|Ph.D Student||Porat Alexander|
|Subject||New Halogenation Methods|
|Department||Department of Chemistry||Supervisor||Professor Mark Gandelman|
|Full Thesis text|
This research is focused on development of new, practical and metal free halogenation methods by use of N-Haloamides. In the first part chloro- and bromodecarboxylation reactions of primary, secondary, tertiary alkanoic and aromatic carboxylic acids are described. Good yields and functional groups compatibility is demonstrated on more than hundred examples. Recovery and recycling process for all reagents was developed. It was found that halogenated cyanuric acid derivatives are the most appropriate N-haloamides for this transformation. The mechanism investigation shows that under various conditions the isocyanurate action could differ, however its high oxidation potential plays the key role in these transformations.
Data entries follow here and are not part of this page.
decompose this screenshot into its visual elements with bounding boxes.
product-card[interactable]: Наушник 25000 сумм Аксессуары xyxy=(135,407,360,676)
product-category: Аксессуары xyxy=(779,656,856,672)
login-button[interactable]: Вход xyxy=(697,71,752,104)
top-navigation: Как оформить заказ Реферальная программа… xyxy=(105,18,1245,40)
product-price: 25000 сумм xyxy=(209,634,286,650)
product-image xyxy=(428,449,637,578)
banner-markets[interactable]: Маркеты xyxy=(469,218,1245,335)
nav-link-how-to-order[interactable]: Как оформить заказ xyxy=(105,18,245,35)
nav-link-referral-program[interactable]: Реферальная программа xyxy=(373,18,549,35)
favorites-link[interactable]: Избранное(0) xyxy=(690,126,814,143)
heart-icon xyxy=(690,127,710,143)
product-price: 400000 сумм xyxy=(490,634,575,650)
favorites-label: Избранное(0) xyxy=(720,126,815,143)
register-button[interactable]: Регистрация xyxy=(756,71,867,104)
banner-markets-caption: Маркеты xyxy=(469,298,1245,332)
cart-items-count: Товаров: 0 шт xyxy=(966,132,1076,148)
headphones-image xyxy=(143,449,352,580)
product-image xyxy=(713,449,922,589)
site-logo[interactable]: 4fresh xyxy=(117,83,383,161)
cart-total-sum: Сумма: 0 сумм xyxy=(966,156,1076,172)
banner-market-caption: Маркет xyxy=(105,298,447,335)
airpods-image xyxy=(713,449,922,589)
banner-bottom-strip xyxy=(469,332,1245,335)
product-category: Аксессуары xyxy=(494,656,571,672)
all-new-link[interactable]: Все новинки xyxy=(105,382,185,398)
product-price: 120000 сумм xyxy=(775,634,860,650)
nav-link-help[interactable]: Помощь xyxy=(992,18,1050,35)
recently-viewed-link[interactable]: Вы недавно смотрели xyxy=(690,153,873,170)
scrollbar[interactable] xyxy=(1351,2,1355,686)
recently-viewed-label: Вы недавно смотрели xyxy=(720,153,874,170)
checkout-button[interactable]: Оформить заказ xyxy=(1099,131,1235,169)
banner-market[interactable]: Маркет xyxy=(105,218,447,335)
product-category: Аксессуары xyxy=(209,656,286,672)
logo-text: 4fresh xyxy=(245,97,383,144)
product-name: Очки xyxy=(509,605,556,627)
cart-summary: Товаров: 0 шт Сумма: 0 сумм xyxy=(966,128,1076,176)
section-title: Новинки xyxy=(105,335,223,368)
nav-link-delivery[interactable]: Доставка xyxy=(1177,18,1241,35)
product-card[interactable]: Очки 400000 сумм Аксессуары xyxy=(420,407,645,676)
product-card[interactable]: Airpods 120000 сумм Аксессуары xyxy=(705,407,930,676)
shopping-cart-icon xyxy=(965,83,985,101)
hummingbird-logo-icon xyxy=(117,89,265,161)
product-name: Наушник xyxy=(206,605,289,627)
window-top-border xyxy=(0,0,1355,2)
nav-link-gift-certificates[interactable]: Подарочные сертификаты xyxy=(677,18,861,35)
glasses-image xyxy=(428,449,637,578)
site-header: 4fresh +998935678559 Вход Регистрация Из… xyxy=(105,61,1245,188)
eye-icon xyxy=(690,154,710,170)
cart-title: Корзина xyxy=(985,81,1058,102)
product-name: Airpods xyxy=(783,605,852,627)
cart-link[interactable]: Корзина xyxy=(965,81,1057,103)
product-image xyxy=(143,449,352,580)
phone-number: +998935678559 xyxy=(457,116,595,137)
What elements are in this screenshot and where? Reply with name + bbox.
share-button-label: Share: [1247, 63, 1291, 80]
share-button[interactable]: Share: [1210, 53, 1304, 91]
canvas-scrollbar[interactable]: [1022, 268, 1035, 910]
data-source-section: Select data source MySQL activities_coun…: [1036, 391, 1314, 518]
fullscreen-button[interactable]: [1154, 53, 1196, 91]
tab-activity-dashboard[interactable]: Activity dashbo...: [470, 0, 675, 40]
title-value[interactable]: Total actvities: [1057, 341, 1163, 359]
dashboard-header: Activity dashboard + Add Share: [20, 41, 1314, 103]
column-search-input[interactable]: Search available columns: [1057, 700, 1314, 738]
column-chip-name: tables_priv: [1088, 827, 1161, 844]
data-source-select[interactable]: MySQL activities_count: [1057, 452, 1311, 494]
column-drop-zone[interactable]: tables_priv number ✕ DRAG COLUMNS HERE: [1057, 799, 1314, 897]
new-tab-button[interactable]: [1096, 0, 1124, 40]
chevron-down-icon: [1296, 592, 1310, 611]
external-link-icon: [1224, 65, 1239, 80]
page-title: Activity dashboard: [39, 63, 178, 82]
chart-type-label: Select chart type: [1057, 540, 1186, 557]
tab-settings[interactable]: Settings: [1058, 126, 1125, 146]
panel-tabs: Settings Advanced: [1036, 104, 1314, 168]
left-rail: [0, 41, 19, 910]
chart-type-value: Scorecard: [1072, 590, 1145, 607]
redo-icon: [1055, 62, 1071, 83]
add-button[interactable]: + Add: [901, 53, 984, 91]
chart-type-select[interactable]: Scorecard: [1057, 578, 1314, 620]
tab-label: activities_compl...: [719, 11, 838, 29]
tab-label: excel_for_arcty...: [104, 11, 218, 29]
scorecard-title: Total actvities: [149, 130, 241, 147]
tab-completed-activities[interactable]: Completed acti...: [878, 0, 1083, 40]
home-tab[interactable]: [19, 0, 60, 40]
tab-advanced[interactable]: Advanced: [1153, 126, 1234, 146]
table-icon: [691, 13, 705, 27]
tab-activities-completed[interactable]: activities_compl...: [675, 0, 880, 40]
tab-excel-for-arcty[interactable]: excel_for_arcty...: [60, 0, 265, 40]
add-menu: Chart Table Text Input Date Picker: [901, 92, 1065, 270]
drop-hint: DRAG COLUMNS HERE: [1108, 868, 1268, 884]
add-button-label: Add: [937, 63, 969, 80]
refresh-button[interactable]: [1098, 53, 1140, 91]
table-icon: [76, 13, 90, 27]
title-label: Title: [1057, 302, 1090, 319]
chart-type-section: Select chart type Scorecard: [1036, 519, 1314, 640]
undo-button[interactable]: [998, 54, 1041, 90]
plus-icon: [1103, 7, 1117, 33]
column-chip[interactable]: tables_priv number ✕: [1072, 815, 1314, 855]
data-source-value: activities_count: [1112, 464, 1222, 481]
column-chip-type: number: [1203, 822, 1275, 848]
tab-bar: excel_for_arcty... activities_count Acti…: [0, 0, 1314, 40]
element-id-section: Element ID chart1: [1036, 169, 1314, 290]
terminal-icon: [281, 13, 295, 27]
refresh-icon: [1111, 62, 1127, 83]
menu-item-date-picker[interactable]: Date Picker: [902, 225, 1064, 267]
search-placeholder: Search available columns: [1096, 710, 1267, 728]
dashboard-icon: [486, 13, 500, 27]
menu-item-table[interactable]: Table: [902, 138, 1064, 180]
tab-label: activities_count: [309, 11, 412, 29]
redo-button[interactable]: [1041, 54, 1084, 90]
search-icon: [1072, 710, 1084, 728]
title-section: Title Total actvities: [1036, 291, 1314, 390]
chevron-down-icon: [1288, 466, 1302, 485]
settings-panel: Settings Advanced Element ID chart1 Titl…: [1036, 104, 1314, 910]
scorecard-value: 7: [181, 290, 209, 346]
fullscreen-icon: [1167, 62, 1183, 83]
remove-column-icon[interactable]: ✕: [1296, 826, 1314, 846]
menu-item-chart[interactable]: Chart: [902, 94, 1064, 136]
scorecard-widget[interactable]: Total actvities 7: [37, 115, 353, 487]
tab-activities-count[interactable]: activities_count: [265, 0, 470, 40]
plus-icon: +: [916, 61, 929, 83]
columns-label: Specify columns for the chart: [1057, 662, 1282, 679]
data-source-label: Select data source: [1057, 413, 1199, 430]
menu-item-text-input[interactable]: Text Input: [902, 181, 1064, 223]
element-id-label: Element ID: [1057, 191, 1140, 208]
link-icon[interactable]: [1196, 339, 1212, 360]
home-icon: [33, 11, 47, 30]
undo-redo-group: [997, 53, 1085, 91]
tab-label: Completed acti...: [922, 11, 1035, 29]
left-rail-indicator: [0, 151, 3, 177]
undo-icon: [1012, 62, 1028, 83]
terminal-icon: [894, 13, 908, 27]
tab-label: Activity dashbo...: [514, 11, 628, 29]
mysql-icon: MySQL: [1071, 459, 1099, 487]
The second part of this work is dedicated to radical C-H bond iodination. Contrary to C-H chlorination and bromination, the direct iodination of alkanes represents a great challenge. We reveal a new N-iodoamide that is capable of a direct and efficient C-H bond iodination of various cyclic and acyclic alkanes providing iodoalkanes in good yields. This is the first use of N-iodoamide for C-H bond iodination. The method also works well for benzylic C-H bonds, thereby constituting the missing version of the Wohl-Ziegler iodination reaction. Mechanistic details were elucidated by DFT computations. The N-centered radical, derived from the used N-iodoamide, which is the key intermediate in this process, was matrix-isolated in a solid argon matrix and characterized by UV-vis as well as IR spectroscopy.